In an earlier entry in these pages, I wrote about the Sears Roebuck v. Learmonth case. There, the 5th Circuit Court of Appeals, a federal appellate court, asked the Mississippi Supreme Court to answer the question of whether Mississippi's $1 million cap on noneconomic damages violated the Mississippi constitution. In the case the jury rendered a verdict in the amount of $4 million, well in excess of the cap. The jury was not asked to break down its number into economic and noneconomic categories. The parties stipulated that, based on the evidence presented on economic losses, the non-economic award was over $2 million, again well in excess of the cap. With that, the issue was ripe for the Mississippi Supreme Court's consideration. But it wasnt to be.
The Mississippi Supreme Court, faced with confronting a law that could not be sustained on constitutional principles, was likewise faced with rendering a decision that would upset the power elite, those big business, big insurance, big money interests who covet damage caps as a means of avoiding accountability. The powerful, political interests detest juries for the power that the common man and woman can have over big business and health care industry wrongdoers. The bug business lobby's direct hit on the jury system was to remove the jury's power, and replace it with legislation that limits what any jury can do in any case. No matter the evidence, no matter the jury, the most that a plaintiff can recover in non-economic damages is $1 million.
The Mississippi Supreme Court, if it faced the music, would have to overturn this law as an unconstitutional deprivation of the plaintiff's unfettered right to a jury trial and an unconstitutional infringement by the legislative branch of government into the province of the judicial branch of government (a violation of the constitution's separation of powers). So, what did the Court do?
It punted. It cowered from taking the issue head on. Instead, it ruled last month that it did not have to accept the stipulation or the common sense reading of the Learmonth case with regard to the amount of damages. It refused to accept the obvious fact that the non-economic award exceeded the cap. So, on a technicality, the Supreme Court weaseled its way out of a decision on the merits.

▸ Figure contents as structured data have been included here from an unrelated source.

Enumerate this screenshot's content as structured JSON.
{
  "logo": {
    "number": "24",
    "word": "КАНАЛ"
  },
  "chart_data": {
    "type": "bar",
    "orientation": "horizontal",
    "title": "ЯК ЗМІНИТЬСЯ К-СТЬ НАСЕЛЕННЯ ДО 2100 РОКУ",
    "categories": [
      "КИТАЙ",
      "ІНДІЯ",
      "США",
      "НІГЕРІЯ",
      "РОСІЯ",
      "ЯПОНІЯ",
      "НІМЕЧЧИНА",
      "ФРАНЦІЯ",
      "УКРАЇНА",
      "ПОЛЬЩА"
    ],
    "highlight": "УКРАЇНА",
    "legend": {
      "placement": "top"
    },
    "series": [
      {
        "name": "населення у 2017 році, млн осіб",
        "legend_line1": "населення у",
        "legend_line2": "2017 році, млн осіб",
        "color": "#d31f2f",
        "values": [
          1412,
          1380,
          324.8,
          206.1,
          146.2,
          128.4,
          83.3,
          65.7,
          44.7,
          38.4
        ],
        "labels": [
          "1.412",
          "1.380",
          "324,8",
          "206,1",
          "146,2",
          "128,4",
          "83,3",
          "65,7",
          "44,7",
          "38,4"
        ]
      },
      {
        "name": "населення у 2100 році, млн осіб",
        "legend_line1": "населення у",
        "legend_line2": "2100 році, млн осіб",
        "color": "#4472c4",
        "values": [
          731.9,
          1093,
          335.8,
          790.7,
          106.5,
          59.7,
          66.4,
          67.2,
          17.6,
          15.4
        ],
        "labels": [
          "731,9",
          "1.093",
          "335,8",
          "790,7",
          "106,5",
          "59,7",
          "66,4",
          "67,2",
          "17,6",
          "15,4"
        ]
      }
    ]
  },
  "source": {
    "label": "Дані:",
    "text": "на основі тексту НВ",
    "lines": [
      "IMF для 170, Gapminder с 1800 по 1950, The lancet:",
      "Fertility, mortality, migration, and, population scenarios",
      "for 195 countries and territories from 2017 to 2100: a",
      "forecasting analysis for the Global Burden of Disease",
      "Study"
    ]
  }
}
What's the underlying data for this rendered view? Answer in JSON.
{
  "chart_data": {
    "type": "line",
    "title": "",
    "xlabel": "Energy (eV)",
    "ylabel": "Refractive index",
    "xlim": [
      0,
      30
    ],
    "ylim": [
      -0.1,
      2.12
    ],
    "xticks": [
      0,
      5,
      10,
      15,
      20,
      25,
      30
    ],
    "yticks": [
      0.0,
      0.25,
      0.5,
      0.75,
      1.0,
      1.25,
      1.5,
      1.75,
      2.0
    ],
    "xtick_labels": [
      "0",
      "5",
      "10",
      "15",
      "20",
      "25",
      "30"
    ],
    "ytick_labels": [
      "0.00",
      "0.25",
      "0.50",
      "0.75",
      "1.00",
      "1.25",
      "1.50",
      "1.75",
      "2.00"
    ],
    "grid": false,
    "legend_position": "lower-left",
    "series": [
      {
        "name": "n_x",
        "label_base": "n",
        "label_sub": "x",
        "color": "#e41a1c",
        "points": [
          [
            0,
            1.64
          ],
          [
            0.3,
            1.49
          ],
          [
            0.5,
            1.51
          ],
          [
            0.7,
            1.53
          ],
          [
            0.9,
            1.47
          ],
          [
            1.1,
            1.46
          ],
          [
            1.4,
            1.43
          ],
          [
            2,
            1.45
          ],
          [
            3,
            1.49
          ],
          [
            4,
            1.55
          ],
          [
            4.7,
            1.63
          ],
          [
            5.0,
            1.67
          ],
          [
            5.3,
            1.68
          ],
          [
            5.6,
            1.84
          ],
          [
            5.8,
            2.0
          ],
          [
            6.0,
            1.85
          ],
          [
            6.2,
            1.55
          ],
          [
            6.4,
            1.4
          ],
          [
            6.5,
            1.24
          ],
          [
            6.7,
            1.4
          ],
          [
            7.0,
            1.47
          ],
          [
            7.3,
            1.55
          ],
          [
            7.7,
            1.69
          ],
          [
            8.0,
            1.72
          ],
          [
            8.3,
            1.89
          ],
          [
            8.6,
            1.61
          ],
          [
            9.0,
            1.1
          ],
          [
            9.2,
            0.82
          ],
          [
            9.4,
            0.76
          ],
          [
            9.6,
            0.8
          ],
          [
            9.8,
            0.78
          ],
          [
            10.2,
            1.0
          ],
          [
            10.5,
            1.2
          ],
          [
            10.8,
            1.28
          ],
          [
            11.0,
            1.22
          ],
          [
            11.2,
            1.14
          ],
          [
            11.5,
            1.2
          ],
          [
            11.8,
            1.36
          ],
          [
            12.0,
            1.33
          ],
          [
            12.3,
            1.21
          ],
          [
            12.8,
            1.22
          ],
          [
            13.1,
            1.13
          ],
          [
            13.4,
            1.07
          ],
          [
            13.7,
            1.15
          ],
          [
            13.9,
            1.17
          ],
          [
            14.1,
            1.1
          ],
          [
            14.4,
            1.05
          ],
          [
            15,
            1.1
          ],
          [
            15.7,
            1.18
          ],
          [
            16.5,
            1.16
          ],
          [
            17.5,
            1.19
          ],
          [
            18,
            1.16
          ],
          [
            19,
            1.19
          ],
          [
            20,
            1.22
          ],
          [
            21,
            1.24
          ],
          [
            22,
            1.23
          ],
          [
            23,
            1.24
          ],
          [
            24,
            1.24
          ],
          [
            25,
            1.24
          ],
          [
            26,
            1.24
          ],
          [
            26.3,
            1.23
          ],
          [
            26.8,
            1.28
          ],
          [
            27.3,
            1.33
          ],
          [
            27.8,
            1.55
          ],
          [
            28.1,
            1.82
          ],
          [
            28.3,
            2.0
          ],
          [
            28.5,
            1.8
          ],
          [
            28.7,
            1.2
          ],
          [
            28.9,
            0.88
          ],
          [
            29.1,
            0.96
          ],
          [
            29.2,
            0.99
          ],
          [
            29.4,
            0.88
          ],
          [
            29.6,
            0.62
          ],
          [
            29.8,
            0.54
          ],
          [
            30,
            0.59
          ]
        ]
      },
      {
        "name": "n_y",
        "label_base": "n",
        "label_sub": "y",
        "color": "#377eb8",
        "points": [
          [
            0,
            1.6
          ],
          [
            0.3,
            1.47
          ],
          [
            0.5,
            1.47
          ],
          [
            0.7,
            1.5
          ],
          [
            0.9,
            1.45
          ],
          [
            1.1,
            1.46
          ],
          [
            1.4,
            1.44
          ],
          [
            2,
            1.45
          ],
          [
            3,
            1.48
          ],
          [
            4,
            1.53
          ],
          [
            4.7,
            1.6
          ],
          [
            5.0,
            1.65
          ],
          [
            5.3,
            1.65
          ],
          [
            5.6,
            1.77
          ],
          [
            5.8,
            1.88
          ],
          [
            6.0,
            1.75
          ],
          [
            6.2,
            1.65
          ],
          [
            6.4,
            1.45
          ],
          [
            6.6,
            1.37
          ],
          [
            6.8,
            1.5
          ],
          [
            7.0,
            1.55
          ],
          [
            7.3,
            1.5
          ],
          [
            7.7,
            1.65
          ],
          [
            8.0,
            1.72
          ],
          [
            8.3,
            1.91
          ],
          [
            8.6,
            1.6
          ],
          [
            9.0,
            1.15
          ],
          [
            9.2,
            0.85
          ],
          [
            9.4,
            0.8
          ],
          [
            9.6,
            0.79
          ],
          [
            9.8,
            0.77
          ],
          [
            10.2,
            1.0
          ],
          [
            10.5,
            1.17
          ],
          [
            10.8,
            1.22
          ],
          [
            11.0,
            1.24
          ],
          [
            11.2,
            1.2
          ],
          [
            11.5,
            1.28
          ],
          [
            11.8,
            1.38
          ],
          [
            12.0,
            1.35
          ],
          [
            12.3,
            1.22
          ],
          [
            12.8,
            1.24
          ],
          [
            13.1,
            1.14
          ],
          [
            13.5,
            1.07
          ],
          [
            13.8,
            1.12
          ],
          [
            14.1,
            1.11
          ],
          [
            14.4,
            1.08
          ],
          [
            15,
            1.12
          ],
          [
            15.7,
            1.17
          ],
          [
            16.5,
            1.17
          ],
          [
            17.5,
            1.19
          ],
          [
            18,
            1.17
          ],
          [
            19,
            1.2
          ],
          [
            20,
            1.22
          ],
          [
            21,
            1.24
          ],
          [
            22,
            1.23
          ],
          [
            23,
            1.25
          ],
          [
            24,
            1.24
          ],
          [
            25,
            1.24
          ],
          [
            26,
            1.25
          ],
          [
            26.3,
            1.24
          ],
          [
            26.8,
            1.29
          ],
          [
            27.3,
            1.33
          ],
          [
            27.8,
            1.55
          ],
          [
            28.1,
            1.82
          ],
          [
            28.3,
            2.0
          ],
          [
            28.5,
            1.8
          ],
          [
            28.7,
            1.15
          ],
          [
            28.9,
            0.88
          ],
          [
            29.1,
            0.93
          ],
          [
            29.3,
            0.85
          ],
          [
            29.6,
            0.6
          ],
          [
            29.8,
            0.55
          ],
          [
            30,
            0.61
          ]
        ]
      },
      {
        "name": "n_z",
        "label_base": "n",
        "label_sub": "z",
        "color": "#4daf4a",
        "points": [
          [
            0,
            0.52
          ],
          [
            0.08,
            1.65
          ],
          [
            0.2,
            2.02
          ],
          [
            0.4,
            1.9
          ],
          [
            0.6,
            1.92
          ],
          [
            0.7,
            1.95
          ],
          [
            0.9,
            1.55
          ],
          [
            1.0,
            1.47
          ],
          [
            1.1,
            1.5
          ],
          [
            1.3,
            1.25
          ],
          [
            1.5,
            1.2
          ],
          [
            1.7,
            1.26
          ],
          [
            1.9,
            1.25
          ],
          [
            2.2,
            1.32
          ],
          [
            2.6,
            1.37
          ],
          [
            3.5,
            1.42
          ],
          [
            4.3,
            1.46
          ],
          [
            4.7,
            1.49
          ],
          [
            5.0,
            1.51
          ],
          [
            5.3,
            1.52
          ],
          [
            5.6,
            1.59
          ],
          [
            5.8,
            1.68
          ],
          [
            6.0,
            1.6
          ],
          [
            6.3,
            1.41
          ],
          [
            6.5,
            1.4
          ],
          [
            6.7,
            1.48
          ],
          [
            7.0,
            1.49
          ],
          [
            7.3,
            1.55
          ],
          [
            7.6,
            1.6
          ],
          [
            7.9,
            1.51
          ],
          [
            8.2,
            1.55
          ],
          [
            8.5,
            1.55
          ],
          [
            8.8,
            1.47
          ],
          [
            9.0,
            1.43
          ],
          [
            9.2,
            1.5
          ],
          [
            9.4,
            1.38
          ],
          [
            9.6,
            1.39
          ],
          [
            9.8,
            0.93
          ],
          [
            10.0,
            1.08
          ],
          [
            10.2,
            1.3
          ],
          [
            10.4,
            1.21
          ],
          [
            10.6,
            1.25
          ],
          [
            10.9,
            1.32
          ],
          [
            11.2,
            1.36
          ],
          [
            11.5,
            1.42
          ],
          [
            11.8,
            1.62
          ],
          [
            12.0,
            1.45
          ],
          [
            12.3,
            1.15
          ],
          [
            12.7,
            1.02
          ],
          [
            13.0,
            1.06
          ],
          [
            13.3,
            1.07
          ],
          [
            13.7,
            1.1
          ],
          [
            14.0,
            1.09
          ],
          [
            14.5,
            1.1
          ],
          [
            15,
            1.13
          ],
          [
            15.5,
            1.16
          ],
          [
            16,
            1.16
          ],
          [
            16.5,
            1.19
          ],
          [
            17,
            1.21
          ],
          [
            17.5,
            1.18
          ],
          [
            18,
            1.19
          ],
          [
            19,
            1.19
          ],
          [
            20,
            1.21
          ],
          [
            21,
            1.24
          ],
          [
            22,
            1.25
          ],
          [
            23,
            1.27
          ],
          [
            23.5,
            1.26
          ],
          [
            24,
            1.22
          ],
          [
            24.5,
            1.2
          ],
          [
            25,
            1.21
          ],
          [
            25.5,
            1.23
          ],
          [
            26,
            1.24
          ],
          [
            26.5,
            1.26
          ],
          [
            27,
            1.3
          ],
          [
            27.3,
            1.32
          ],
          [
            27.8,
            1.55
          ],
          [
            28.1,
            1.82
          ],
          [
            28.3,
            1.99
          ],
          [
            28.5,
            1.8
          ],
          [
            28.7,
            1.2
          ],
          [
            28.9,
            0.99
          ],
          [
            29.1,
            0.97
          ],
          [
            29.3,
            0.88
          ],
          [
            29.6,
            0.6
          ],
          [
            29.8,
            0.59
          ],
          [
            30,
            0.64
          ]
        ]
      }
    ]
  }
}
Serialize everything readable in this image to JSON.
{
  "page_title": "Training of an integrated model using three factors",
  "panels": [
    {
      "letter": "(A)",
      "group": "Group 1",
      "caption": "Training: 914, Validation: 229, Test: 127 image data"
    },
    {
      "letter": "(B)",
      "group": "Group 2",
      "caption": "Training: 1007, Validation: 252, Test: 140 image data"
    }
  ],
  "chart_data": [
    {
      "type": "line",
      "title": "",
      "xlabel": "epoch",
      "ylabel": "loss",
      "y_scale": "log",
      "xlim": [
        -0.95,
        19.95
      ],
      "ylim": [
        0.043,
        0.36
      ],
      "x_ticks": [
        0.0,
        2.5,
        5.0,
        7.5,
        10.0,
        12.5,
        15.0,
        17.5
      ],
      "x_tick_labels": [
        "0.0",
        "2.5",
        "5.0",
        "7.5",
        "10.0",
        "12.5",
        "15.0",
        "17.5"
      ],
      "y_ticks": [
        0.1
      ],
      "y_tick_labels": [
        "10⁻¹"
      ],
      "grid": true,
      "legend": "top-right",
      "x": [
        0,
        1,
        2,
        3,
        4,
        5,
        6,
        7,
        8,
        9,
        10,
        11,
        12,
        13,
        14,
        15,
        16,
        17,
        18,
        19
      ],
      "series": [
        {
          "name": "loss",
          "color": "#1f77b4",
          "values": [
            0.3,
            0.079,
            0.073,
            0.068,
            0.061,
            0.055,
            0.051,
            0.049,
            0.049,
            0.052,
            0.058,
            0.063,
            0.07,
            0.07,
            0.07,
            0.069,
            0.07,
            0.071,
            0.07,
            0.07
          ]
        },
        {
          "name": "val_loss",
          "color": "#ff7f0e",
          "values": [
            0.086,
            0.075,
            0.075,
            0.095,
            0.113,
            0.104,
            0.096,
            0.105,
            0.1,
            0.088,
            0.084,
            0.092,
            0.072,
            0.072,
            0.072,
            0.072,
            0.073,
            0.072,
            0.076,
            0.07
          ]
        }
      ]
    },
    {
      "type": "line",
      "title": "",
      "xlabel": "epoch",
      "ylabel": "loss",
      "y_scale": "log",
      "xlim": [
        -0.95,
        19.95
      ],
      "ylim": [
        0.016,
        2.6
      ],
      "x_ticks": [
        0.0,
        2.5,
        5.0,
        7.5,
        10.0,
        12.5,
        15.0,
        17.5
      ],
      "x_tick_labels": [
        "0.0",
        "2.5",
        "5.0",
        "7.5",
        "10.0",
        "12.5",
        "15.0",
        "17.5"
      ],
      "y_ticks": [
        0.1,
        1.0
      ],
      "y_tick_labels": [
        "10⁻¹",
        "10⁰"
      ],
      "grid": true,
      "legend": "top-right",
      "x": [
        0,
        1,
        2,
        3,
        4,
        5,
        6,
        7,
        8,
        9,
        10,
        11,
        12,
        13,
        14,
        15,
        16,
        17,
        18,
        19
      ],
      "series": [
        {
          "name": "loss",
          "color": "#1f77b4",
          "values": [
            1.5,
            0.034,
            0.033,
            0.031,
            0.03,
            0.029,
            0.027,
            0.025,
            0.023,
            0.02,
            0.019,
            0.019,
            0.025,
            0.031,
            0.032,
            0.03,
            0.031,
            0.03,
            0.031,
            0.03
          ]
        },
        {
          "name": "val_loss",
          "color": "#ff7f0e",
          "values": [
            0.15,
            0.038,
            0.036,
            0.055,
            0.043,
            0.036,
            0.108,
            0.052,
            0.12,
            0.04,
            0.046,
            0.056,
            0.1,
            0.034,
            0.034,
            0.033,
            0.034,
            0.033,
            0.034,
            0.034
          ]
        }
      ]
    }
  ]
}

Why? Politics. Mississippi is the state where supreme court justice Oliver Diaz was attacked by big business interests as soft on crime. He was later indicted regarding issues relating to his political campaign against these big business interests. Twice. And found not guilty twice. But he lost his re-election bid and was replaced by a tort reformer. Mississippi elects their Supreme Court justices as if they were candidates for the legislature or the executive branch. Too often, you get what you pay for in politics. And in Mississippi, as in all states where supreme court justices are elected, what that means is a judicial branch as corrupted by politics as the other two. Where politics encroach upon the judicial branch, the independence of the judiciary is the first casualty. The second casualty is equal justice under law. The third casualty are our constitutional rights.
In the Learmonth case, with regard to damage caps, the Court owed the state of Mississippi, not to mention the United States Court of Appeals for the 5th Circuit and the parties in the case, an answer. Either way, an independent court should be free to answer the federal court's question yes or no. By cowering from its obligation, the Mississippi Supreme Court disappointed us all. It can only be explained by politics, and that is a shame for our system of justice, and a black eye for our democracy.